Interview with Frank Huerta and Mason Sharp on PostGres-XL
Postgres-XL released to tackle big data analytics and more
Sometimes it's best to go with what you know. For countless developers, database managers, analysts, and others who need to store data in a traditional relational database system, PostgreSQL is that system. But as the demands on databases grow, so too must the software which underlie them.
Modern databases need to bring concurrency across multiple systems, and users expect that data to be synchronized quickly, easily, and without fail. To do this with PostgreSQL requires a bit of teaching an old dog new tricks. Meet TransLattice, a company specializing in distributed SQL databases, which recently acquired StormDB, an innovator in modern database technology.
As a step to bring some modern enhancements to Postgres, TransLattice today announced the open sourcing of Postgres-XL based on the technology it acquired from StormDB. Postgres-XL is a clustered, parallel SQL database designed for both online transactional processing (OLTP) and big data analytics. I spoke with Frank Huerta, TransLattice’s CEO, and Mason Sharp, Chief Architect, to learn a little bit more about Postgres-XL and what it means for the open source community.
Tell me a little bit about the what you're excited about with Postgres-XL and how it came to be.
For Postgres-XL, what we’ve done is based on StormDB, and is based on Postgres. Postgres has a multi-version concurrency control model for database concurrency. To make the database consistent across the cluster of systems, that management was pulled out of the core database and made an additional component. That way, cluster-wide you always get a consistent view of the data, and doing that also allows for OLTP write scalability, so not just reads, but were we can scale out writes across multiple nodes. In addition, down at the data node level, we made some changes where they all interact with each other. We allow for massive parallel processing (MPP) processing, where queries can be parallelized. So we can use all of the resources in the cluster to process queries a lot faster.
Postgres is a great general-purpose database. There are other databases out there specializing in write-transactions, or people using Hadoop for processing large amounts of data. Postgres-XL takes this great general-purpose capability and scales it out so it can handle a variety of workloads in mixed-workload environments as well.
What are some sample types of applications or use cases for which someone might be interested in using Postgres-XL?
As we were emphasizing before, there is parallelizing for big data analytics, for example, financial services, or a security company that gets a lot of traffic data and wants a way to analyze that. Or for OLTP write-intesive workloads, for example, we're talking to an online ad company who do a lot of impressions and clickthroughs that they need to track. And in mixed workloads, you might have different kinds of activities going on.

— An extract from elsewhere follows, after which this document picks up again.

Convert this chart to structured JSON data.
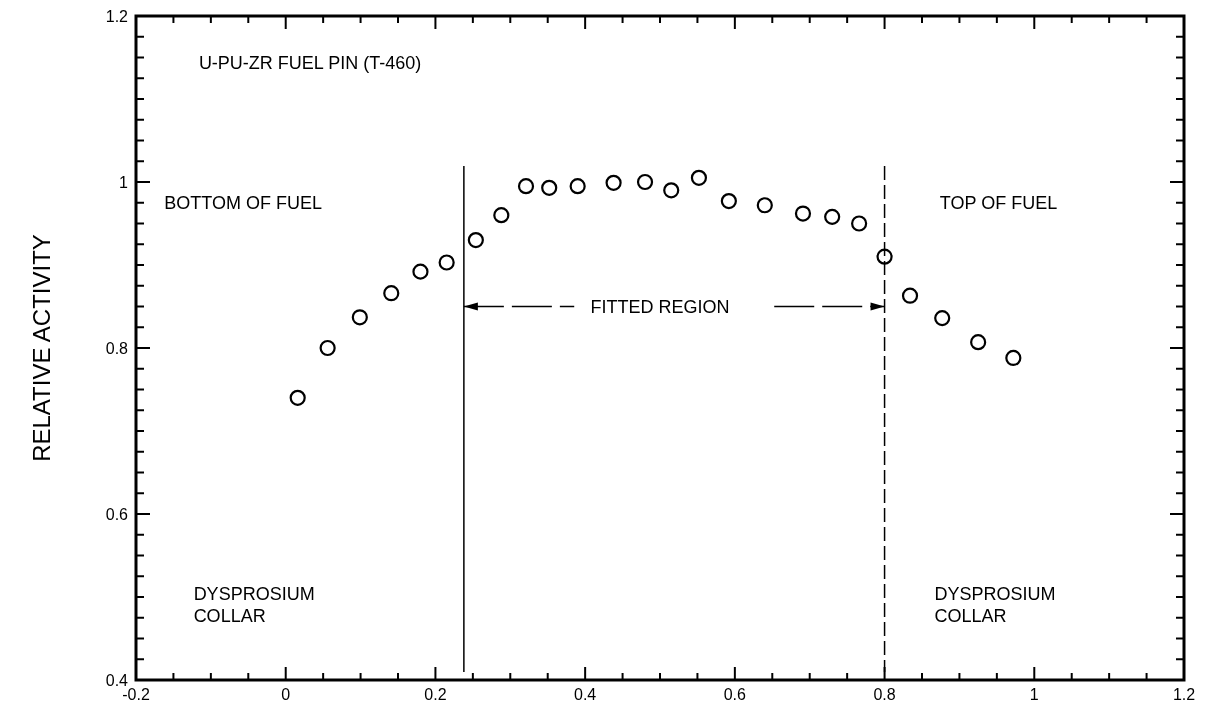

You can also use it to consolidate data from a variety of sources, as in an operational data store. Having the Postgres heritage, JSON data types are actually supported, so it's doing a common thing people are using NoSQL databases for. Postgres actually has that built in so we're able to leverage that. We can similiarly give you a key value store across multiple servers without sacrificing consistency.

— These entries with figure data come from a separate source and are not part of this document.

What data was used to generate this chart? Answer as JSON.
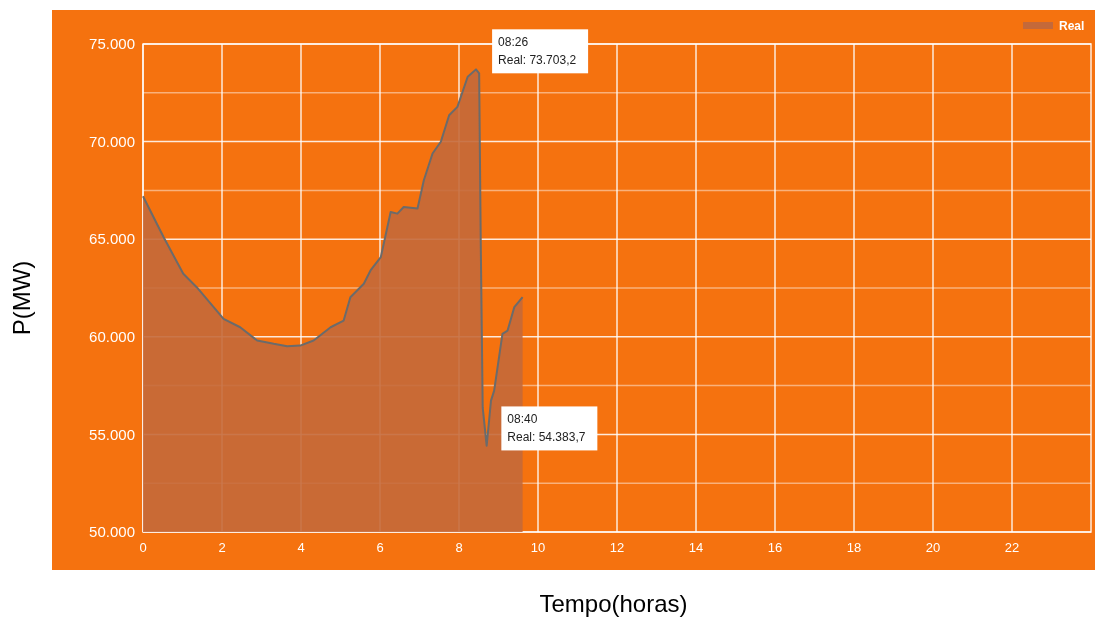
{
  "chart_data": {
    "type": "area",
    "xlabel": "Tempo(horas)",
    "ylabel": "P(MW)",
    "x": [
      0,
      0.52,
      1.02,
      1.36,
      2.04,
      2.46,
      2.89,
      3.31,
      3.65,
      3.98,
      4.32,
      4.75,
      5.08,
      5.25,
      5.59,
      5.76,
      6.02,
      6.27,
      6.44,
      6.6,
      6.95,
      7.11,
      7.33,
      7.54,
      7.75,
      7.96,
      8.22,
      8.43,
      8.51,
      8.55,
      8.6,
      8.7,
      8.81,
      8.89,
      9.1,
      9.23,
      9.4,
      9.61
    ],
    "series": [
      {
        "name": "Real",
        "color": "#c4693a",
        "values": [
          67200,
          65110,
          63230,
          62540,
          60920,
          60490,
          59810,
          59640,
          59520,
          59550,
          59810,
          60490,
          60830,
          62030,
          62720,
          63400,
          64080,
          66390,
          66310,
          66650,
          66570,
          68020,
          69390,
          69990,
          71350,
          71780,
          73320,
          73700,
          73500,
          64940,
          56380,
          54420,
          56730,
          57240,
          60150,
          60320,
          61520,
          62030
        ]
      }
    ],
    "xlim": [
      0,
      24
    ],
    "xticks": [
      0,
      2,
      4,
      6,
      8,
      10,
      12,
      14,
      16,
      18,
      20,
      22
    ],
    "ylim": [
      50000,
      75000
    ],
    "yticks": [
      {
        "value": 50000,
        "label": "50.000"
      },
      {
        "value": 52500,
        "label": null
      },
      {
        "value": 55000,
        "label": "55.000"
      },
      {
        "value": 57500,
        "label": null
      },
      {
        "value": 60000,
        "label": "60.000"
      },
      {
        "value": 62500,
        "label": null
      },
      {
        "value": 65000,
        "label": "65.000"
      },
      {
        "value": 67500,
        "label": null
      },
      {
        "value": 70000,
        "label": "70.000"
      },
      {
        "value": 72500,
        "label": null
      },
      {
        "value": 75000,
        "label": "75.000"
      }
    ],
    "grid": true,
    "legend": "top right",
    "annotations": [
      {
        "text": "08:26\nReal:  73.703,2",
        "x": 8.433,
        "y": 73703.2
      },
      {
        "text": "08:40\nReal:  54.383,7",
        "x": 8.667,
        "y": 54383.7
      }
    ]
  }
}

Also leveraging the Postgres heritage, there's PostGIS, which adds powerful geospatial capabilities. You can also plug that right in; if you have a lot of GPS data, a lot of location data, it can be compute intensive to go through all of that. Now you can leverage multiple servers in a cluster to process that data faster.
Also, we made it with the idea that if you have traditional hardware sources, and different applications using it, their workloads may vary at different times, and may be bursty, so you can have this cluster of machins that has multiple databases kind of sharded across these servers. At the same time we wanted to make it a little more secure, so Postgres out of the boxes you can get an idea of what the namespaces of the other databases and users are. So we locked that down to better support multi-tenancy, as well as adding in additional statistics and tracking for what's going on in all of the databases. This also makes it useful as a hosted database solution.

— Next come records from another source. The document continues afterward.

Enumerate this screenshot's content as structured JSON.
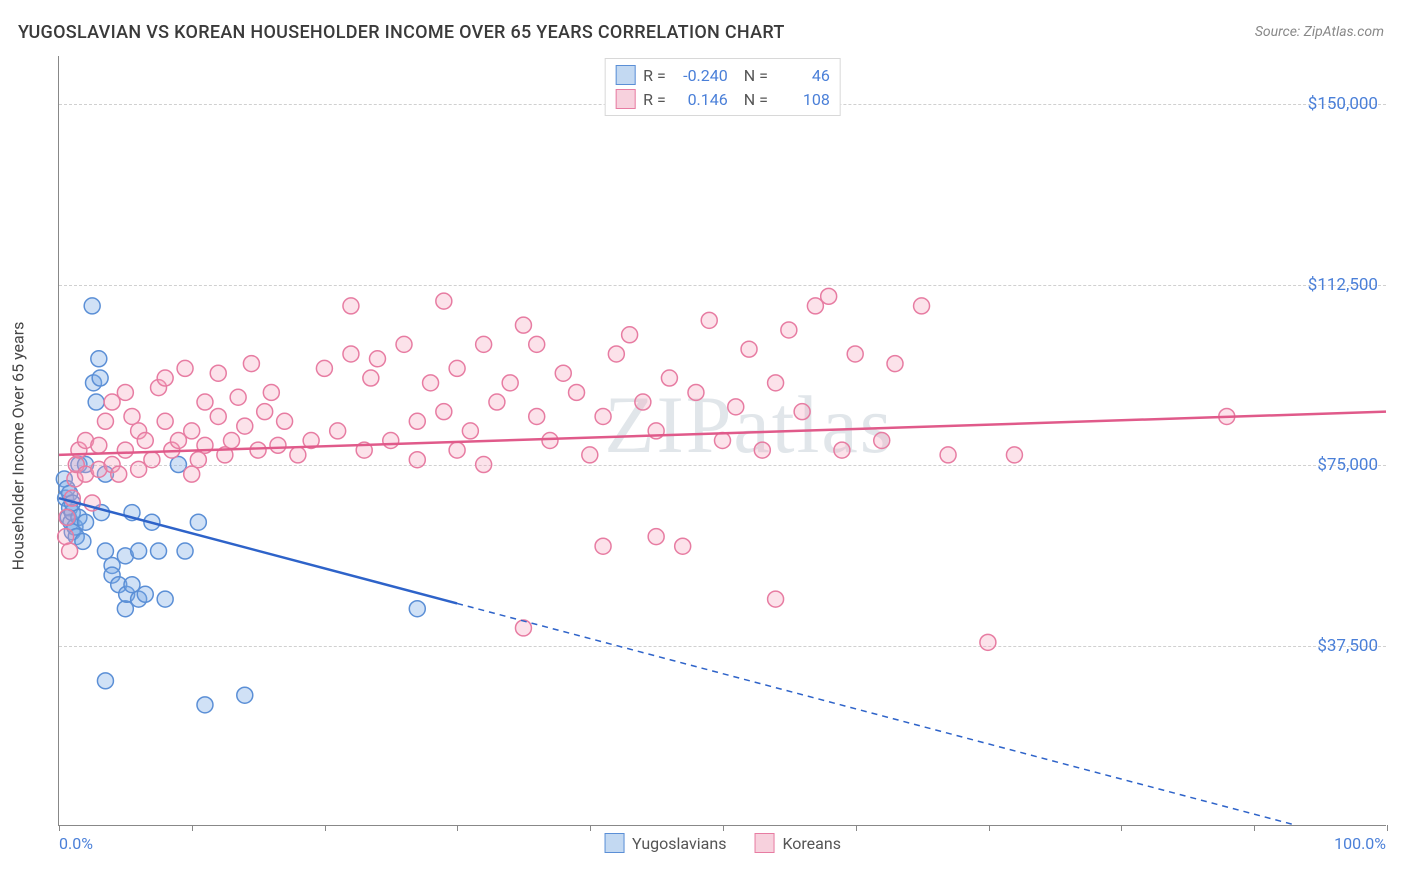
{
  "title": "YUGOSLAVIAN VS KOREAN HOUSEHOLDER INCOME OVER 65 YEARS CORRELATION CHART",
  "source": "Source: ZipAtlas.com",
  "watermark": "ZIPatlas",
  "y_axis_title": "Householder Income Over 65 years",
  "chart": {
    "type": "scatter",
    "xlim": [
      0,
      100
    ],
    "ylim": [
      0,
      160000
    ],
    "x_ticks": [
      0,
      10,
      20,
      30,
      40,
      50,
      60,
      70,
      80,
      90,
      100
    ],
    "x_tick_labels": {
      "left": "0.0%",
      "right": "100.0%"
    },
    "y_grid": [
      {
        "v": 37500,
        "label": "$37,500"
      },
      {
        "v": 75000,
        "label": "$75,000"
      },
      {
        "v": 112500,
        "label": "$112,500"
      },
      {
        "v": 150000,
        "label": "$150,000"
      }
    ],
    "background_color": "#ffffff",
    "grid_color": "#d0d0d0",
    "point_radius": 8,
    "point_stroke_width": 1.5,
    "line_width": 2.5,
    "series": [
      {
        "name": "Yugoslavians",
        "color_fill": "rgba(120,170,230,0.35)",
        "color_stroke": "#5b8fd6",
        "swatch_fill": "#c3d9f2",
        "swatch_border": "#5b8fd6",
        "line_color": "#2e63c9",
        "R": "-0.240",
        "N": "46",
        "regression": {
          "x1": 0,
          "y1": 68000,
          "x2": 100,
          "y2": -5000
        },
        "regression_solid_until_x": 30,
        "points": [
          [
            0.4,
            72000
          ],
          [
            0.5,
            68000
          ],
          [
            0.6,
            70000
          ],
          [
            0.7,
            64000
          ],
          [
            0.8,
            66000
          ],
          [
            0.8,
            69000
          ],
          [
            0.9,
            63000
          ],
          [
            1.0,
            65000
          ],
          [
            1.0,
            67000
          ],
          [
            1.0,
            61000
          ],
          [
            1.2,
            62000
          ],
          [
            1.3,
            60000
          ],
          [
            1.5,
            64000
          ],
          [
            1.5,
            75000
          ],
          [
            1.8,
            59000
          ],
          [
            2.0,
            75000
          ],
          [
            2.0,
            63000
          ],
          [
            2.5,
            108000
          ],
          [
            2.6,
            92000
          ],
          [
            2.8,
            88000
          ],
          [
            3.0,
            97000
          ],
          [
            3.1,
            93000
          ],
          [
            3.2,
            65000
          ],
          [
            3.5,
            73000
          ],
          [
            3.5,
            57000
          ],
          [
            3.5,
            30000
          ],
          [
            4.0,
            54000
          ],
          [
            4.0,
            52000
          ],
          [
            4.5,
            50000
          ],
          [
            5.0,
            56000
          ],
          [
            5.0,
            45000
          ],
          [
            5.1,
            48000
          ],
          [
            5.5,
            50000
          ],
          [
            5.5,
            65000
          ],
          [
            6.0,
            47000
          ],
          [
            6.0,
            57000
          ],
          [
            6.5,
            48000
          ],
          [
            7.0,
            63000
          ],
          [
            7.5,
            57000
          ],
          [
            8.0,
            47000
          ],
          [
            9.0,
            75000
          ],
          [
            9.5,
            57000
          ],
          [
            10.5,
            63000
          ],
          [
            11.0,
            25000
          ],
          [
            14.0,
            27000
          ],
          [
            27.0,
            45000
          ]
        ]
      },
      {
        "name": "Koreans",
        "color_fill": "rgba(244,160,185,0.30)",
        "color_stroke": "#e77ca2",
        "swatch_fill": "#f7d1dd",
        "swatch_border": "#e77ca2",
        "line_color": "#e05a8a",
        "R": "0.146",
        "N": "108",
        "regression": {
          "x1": 0,
          "y1": 77000,
          "x2": 100,
          "y2": 86000
        },
        "regression_solid_until_x": 100,
        "points": [
          [
            0.5,
            60000
          ],
          [
            0.6,
            64000
          ],
          [
            0.8,
            57000
          ],
          [
            1.0,
            68000
          ],
          [
            1.2,
            72000
          ],
          [
            1.3,
            75000
          ],
          [
            1.5,
            78000
          ],
          [
            2.0,
            73000
          ],
          [
            2.0,
            80000
          ],
          [
            2.5,
            67000
          ],
          [
            3.0,
            74000
          ],
          [
            3.0,
            79000
          ],
          [
            3.5,
            84000
          ],
          [
            4.0,
            75000
          ],
          [
            4.0,
            88000
          ],
          [
            4.5,
            73000
          ],
          [
            5.0,
            78000
          ],
          [
            5.0,
            90000
          ],
          [
            5.5,
            85000
          ],
          [
            6.0,
            74000
          ],
          [
            6.0,
            82000
          ],
          [
            6.5,
            80000
          ],
          [
            7.0,
            76000
          ],
          [
            7.5,
            91000
          ],
          [
            8.0,
            84000
          ],
          [
            8.0,
            93000
          ],
          [
            8.5,
            78000
          ],
          [
            9.0,
            80000
          ],
          [
            9.5,
            95000
          ],
          [
            10.0,
            82000
          ],
          [
            10.0,
            73000
          ],
          [
            10.5,
            76000
          ],
          [
            11.0,
            88000
          ],
          [
            11.0,
            79000
          ],
          [
            12.0,
            85000
          ],
          [
            12.0,
            94000
          ],
          [
            12.5,
            77000
          ],
          [
            13.0,
            80000
          ],
          [
            13.5,
            89000
          ],
          [
            14.0,
            83000
          ],
          [
            14.5,
            96000
          ],
          [
            15.0,
            78000
          ],
          [
            15.5,
            86000
          ],
          [
            16.0,
            90000
          ],
          [
            16.5,
            79000
          ],
          [
            17.0,
            84000
          ],
          [
            18.0,
            77000
          ],
          [
            19.0,
            80000
          ],
          [
            20.0,
            95000
          ],
          [
            21.0,
            82000
          ],
          [
            22.0,
            98000
          ],
          [
            22.0,
            108000
          ],
          [
            23.0,
            78000
          ],
          [
            23.5,
            93000
          ],
          [
            24.0,
            97000
          ],
          [
            25.0,
            80000
          ],
          [
            26.0,
            100000
          ],
          [
            27.0,
            84000
          ],
          [
            27.0,
            76000
          ],
          [
            28.0,
            92000
          ],
          [
            29.0,
            86000
          ],
          [
            29.0,
            109000
          ],
          [
            30.0,
            78000
          ],
          [
            30.0,
            95000
          ],
          [
            31.0,
            82000
          ],
          [
            32.0,
            75000
          ],
          [
            32.0,
            100000
          ],
          [
            33.0,
            88000
          ],
          [
            34.0,
            92000
          ],
          [
            35.0,
            104000
          ],
          [
            35.0,
            41000
          ],
          [
            36.0,
            85000
          ],
          [
            36.0,
            100000
          ],
          [
            37.0,
            80000
          ],
          [
            38.0,
            94000
          ],
          [
            39.0,
            90000
          ],
          [
            40.0,
            77000
          ],
          [
            41.0,
            85000
          ],
          [
            41.0,
            58000
          ],
          [
            42.0,
            98000
          ],
          [
            43.0,
            102000
          ],
          [
            44.0,
            88000
          ],
          [
            45.0,
            82000
          ],
          [
            45.0,
            60000
          ],
          [
            46.0,
            93000
          ],
          [
            47.0,
            58000
          ],
          [
            48.0,
            90000
          ],
          [
            49.0,
            105000
          ],
          [
            50.0,
            80000
          ],
          [
            51.0,
            87000
          ],
          [
            52.0,
            99000
          ],
          [
            53.0,
            78000
          ],
          [
            54.0,
            92000
          ],
          [
            54.0,
            47000
          ],
          [
            55.0,
            103000
          ],
          [
            56.0,
            86000
          ],
          [
            57.0,
            108000
          ],
          [
            58.0,
            110000
          ],
          [
            59.0,
            78000
          ],
          [
            60.0,
            98000
          ],
          [
            62.0,
            80000
          ],
          [
            63.0,
            96000
          ],
          [
            65.0,
            108000
          ],
          [
            67.0,
            77000
          ],
          [
            70.0,
            38000
          ],
          [
            72.0,
            77000
          ],
          [
            88.0,
            85000
          ]
        ]
      }
    ],
    "bottom_legend": [
      "Yugoslavians",
      "Koreans"
    ]
  }
}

Why did you decide to open source this technology?
We thought it was important to contribute back to the community, a community that has fueled what we've been doing already here at TransLattice. We are going to take up some of this technology into our products anyway. We're engaging partners to provide services for this technology, and we'll be providing those services as well.
Is the hope that this will become a community project and that you'll get commits from users outside of your organization?
Yes, absolutely! There are already a couple of premiere Postgres consulting companies that have said that they are going to be contributing to this project. We've also had some conversations with members of the larger Postgres community, and it seems there are going to be some contributions for it. We have our roots in Postgres, so contributing code back is something that we're already doing.